Can I ask members to ensure their submissions the National Careers Service Course Directory are accurate, timely and up to date and are as detailed as possible?  Can I also ask you to test the link and see if it captures and presents the full extent your current offer as this will become a valuable means of promoting your organisation and learning offer to learners, employers and stakeholders alike. If you have any issues that you would wish to highlight please let me know (e-mail and I will liaise with the Combined Authority.

Members identify GMLPF priorities for coming 12 months

As part of its programme of member engagement, GMLPF took the opportunity to speak to members at the AGM about what we do well, what we could do better and what our priorities should be over the coming 12 months. 

What we do well

Members recognise the value of GMLPF in raising the profile of learning providers, flagging up concerns and representing them.

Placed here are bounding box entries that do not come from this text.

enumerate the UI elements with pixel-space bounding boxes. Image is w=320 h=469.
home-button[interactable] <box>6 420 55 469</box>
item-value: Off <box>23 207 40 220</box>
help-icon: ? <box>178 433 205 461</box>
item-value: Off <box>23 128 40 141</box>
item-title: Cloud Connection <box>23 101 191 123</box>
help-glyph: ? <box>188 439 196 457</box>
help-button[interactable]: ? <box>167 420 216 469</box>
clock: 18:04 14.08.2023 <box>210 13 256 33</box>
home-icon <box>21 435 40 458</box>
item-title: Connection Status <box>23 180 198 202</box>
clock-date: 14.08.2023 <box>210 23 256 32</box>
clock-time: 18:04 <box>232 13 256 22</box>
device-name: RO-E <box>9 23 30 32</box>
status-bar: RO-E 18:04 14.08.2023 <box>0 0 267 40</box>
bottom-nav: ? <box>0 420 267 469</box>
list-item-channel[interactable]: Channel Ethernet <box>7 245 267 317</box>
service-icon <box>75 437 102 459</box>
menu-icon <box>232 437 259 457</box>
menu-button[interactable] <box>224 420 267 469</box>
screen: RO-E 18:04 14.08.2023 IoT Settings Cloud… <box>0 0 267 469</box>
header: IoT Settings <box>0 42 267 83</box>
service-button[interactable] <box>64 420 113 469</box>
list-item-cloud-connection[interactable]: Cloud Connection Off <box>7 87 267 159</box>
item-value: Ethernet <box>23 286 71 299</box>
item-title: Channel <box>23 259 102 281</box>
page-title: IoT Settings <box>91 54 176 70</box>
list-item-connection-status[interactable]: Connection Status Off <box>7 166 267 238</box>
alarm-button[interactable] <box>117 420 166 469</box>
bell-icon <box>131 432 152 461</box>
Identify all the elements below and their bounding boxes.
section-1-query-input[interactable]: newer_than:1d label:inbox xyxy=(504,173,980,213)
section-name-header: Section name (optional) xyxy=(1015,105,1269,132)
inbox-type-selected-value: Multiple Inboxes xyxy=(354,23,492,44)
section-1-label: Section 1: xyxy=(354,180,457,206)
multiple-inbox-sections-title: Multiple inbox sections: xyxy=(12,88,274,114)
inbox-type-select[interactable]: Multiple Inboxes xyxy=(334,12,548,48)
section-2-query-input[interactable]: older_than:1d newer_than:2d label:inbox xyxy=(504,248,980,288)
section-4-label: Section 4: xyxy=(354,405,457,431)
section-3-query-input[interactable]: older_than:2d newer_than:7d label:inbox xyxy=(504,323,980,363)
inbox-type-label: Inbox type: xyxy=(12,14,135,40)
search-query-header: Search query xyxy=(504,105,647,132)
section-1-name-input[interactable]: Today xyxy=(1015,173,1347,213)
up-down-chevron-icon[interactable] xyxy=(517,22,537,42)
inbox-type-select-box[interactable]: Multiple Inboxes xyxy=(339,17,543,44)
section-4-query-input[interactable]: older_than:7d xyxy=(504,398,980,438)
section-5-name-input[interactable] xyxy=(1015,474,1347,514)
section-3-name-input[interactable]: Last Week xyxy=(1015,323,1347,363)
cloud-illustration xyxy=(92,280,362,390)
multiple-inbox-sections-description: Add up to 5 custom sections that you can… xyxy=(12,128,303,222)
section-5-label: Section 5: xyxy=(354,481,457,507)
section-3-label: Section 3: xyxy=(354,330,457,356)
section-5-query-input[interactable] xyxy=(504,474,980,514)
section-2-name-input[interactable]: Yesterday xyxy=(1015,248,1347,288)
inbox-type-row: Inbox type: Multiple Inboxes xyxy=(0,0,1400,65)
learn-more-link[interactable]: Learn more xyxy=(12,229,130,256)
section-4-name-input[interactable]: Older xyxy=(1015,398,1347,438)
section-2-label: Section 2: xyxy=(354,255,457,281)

GMLPF has made advances in last few months in supporting a greater flow of relevant information and engaging members into a wider policy debate.

What we could do better

Members were clear about the challenges facing them and felt that GMLPF could facilitate more networking between members, including a buddying system that provides peer review and support, more networking activity and more CPD activity to ensure that members remain “one step ahead of the game.”

Members saw value in there being more frequent networking opportunities and the development of a number of forums including a DARA forum.

Priorities over next 12 months

A clear priority for members is better understanding and shaping the devolution agenda in particular the AEB programme and preparing for the introduction of T-Levels. Taking forward activities that support the development and delivery of Study Programme and Apprenticeships  Linked to the need for more CPD members indicated that a key priority for the coming year must be developing the capacity and capability of members to respond to mental health issues.